Arash pisó el freno bruscamente y se volvió para mirarla con ojos relampagueantes.

–¿Vas a negar que esa posibilidad ha pasado por tu cabeza?

–Por supuesto que lo niego –contestó ella, atónita–. ¿Cómo te atreves a hablarme así?

Los ojos del hombre se habían oscurecido y Lana sintió un escalofrío.

–¿Qué cómo me atrevo? –repitió él, furioso–. Tú me obligas a atreverme, Lana. ¡Eres tú quien parece creer que estoy en venta!

Capítulo Dos

 

 

 

 

 

Había sido idea de Lana organizar una fabulosa cena a bordo de un jet para recaudar fondos con los que se reconstruirían casas, diques y fábricas, con invitados que pagarían una sustanciosa cantidad por volar de Londres a Parvan, admirando el amanecer sobre el magnífico monte Shir antes de aterrizar en la capital para saludar al príncipe Kavi y su esposa Alinor.

A bordo del lujoso jet, prestado para la ocasión por el príncipe de los emiratos de Barakat, los donantes tenían el privilegio de conocer a algunos de los compañeros de armas del príncipe.

Lana había aprendido que el reducido grupo de jeques tenía casi tanto poder como el propio príncipe y los incluía en todas sus actividades para recaudar fondos.

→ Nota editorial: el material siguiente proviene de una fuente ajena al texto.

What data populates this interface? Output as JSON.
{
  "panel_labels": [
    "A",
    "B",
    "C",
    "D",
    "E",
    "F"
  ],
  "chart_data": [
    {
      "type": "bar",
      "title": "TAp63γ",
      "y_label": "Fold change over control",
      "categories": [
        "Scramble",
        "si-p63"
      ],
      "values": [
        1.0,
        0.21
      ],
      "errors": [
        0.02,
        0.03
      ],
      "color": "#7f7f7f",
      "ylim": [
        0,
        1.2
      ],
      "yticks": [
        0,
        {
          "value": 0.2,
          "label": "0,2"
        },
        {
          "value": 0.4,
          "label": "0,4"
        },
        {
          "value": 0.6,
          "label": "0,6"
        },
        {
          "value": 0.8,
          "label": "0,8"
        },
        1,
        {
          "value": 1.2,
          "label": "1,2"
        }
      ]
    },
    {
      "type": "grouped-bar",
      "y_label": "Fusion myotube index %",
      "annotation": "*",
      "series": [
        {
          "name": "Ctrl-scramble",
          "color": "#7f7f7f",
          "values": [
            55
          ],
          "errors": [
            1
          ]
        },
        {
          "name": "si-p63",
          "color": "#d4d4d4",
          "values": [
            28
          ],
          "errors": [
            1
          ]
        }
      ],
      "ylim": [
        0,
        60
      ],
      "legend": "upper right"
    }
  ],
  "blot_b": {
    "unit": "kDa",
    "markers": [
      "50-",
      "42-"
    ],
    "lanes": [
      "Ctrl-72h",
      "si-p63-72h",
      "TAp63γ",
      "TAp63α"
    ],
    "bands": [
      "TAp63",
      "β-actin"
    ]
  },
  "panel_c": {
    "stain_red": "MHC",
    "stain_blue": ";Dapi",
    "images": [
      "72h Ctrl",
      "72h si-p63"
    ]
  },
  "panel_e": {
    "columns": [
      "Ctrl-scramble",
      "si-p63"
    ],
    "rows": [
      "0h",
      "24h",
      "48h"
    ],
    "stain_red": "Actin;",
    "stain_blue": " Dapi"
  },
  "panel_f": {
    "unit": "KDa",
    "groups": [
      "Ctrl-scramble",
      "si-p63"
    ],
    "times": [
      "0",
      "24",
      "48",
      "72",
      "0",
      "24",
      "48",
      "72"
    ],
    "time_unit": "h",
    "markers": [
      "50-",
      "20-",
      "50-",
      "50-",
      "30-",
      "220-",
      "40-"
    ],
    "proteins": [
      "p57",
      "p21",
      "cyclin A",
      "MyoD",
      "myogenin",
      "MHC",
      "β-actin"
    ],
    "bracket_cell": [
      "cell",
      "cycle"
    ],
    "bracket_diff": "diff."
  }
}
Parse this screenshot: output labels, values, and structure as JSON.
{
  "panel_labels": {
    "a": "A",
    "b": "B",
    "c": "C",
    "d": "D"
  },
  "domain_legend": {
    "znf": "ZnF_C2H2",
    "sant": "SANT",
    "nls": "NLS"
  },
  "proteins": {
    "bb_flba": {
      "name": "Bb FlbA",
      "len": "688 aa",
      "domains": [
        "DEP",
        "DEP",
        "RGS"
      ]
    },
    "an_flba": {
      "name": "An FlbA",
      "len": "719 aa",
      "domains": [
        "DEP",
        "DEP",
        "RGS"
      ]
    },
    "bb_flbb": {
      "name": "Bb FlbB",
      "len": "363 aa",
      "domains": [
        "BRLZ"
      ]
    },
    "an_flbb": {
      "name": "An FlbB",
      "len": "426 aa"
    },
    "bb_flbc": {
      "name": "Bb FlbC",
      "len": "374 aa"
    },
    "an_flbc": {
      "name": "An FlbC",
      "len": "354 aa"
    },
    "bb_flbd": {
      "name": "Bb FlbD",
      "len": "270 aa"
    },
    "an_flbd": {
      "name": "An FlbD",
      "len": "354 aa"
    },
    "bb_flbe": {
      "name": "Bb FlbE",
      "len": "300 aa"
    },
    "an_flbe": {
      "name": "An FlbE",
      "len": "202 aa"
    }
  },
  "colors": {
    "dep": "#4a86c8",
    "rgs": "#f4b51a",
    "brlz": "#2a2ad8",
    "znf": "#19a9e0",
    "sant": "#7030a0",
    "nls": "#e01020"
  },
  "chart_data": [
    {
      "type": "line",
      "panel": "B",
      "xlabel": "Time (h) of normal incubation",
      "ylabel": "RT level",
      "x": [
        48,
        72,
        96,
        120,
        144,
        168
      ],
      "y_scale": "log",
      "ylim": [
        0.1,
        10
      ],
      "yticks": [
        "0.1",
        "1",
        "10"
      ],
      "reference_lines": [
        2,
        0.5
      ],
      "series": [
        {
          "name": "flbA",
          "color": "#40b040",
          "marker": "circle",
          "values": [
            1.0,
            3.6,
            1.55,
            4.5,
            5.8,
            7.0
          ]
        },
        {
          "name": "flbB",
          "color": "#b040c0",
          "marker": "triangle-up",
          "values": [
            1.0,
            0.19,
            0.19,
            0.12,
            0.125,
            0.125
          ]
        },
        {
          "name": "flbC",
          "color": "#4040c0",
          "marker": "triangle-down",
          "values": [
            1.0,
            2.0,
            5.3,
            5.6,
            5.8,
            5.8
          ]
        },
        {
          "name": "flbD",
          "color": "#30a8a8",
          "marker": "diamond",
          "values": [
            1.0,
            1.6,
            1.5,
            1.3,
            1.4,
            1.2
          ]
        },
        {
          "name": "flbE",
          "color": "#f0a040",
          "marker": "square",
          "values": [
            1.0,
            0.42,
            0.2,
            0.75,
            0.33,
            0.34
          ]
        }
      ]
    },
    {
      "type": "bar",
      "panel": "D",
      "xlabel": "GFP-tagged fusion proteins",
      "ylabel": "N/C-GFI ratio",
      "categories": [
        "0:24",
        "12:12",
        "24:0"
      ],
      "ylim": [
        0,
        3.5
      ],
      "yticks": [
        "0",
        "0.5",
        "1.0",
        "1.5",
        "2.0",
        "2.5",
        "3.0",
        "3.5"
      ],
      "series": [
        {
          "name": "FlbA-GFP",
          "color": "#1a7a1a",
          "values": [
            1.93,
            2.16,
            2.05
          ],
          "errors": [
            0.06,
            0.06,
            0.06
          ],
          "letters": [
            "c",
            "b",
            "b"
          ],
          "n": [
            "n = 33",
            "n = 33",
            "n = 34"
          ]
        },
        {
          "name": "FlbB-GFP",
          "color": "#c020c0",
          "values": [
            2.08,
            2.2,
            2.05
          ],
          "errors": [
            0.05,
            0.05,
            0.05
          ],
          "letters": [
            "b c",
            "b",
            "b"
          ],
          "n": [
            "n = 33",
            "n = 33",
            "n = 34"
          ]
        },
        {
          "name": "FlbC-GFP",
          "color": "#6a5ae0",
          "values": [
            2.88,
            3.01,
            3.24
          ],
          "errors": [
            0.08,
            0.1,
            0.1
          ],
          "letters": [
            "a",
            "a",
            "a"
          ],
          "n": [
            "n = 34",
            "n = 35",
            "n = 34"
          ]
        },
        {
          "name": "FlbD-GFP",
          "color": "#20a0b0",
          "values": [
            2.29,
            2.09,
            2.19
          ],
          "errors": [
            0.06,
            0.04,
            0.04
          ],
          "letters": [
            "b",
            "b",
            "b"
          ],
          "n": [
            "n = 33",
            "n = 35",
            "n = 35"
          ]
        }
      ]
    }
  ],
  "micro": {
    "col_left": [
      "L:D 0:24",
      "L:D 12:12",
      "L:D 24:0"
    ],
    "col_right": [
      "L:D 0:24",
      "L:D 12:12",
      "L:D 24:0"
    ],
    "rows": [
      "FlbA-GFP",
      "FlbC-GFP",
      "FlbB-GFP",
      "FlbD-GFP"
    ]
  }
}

Aquellos hombres orgullosos, que habían sufrido una guerra, aceptaban tomar parte en las fiestas porque sabían que era en beneficio de su país, aunque muchos de ellos lo hacían a regañadientes.

Uno de ellos era el jeque Arash Durrani ibn Zahir al Khosravi, un hombre que enloquecía a las mujeres.

Arash era alto, moreno, arrogante y tremendamente atractivo, con unos labios firmes bajo una bien recortada barba. Sus ojos oscuros a veces parecían negros y a veces, de color violeta profundo, un color tan insólito que las mujeres se quedaban sin habla.

El hecho de que hubiera sido herido durante la guerra con Kaljukistan y caminase con una ligera cojera aumentaba su encanto.

Cuando, además, llevaba el traje tradicional de Parvan que consistía en unos pantalones blancos sujetos a los tobillos, sandalias de pedrería que apenas cubrían unos pies grandes y fuertes y una túnica de seda color vino cubierta de joyas y medallas de guerra… en fin, Lana sabía que ningún corazón femenino podía resistirse.

Lana estaba inmunizada, pero las otras mujeres tartamudeaban cuando se dirigía a ellas. La fascinación que un jeque árabe podía ejercer sobre las occidentales era algo que siempre le producía una sonrisa.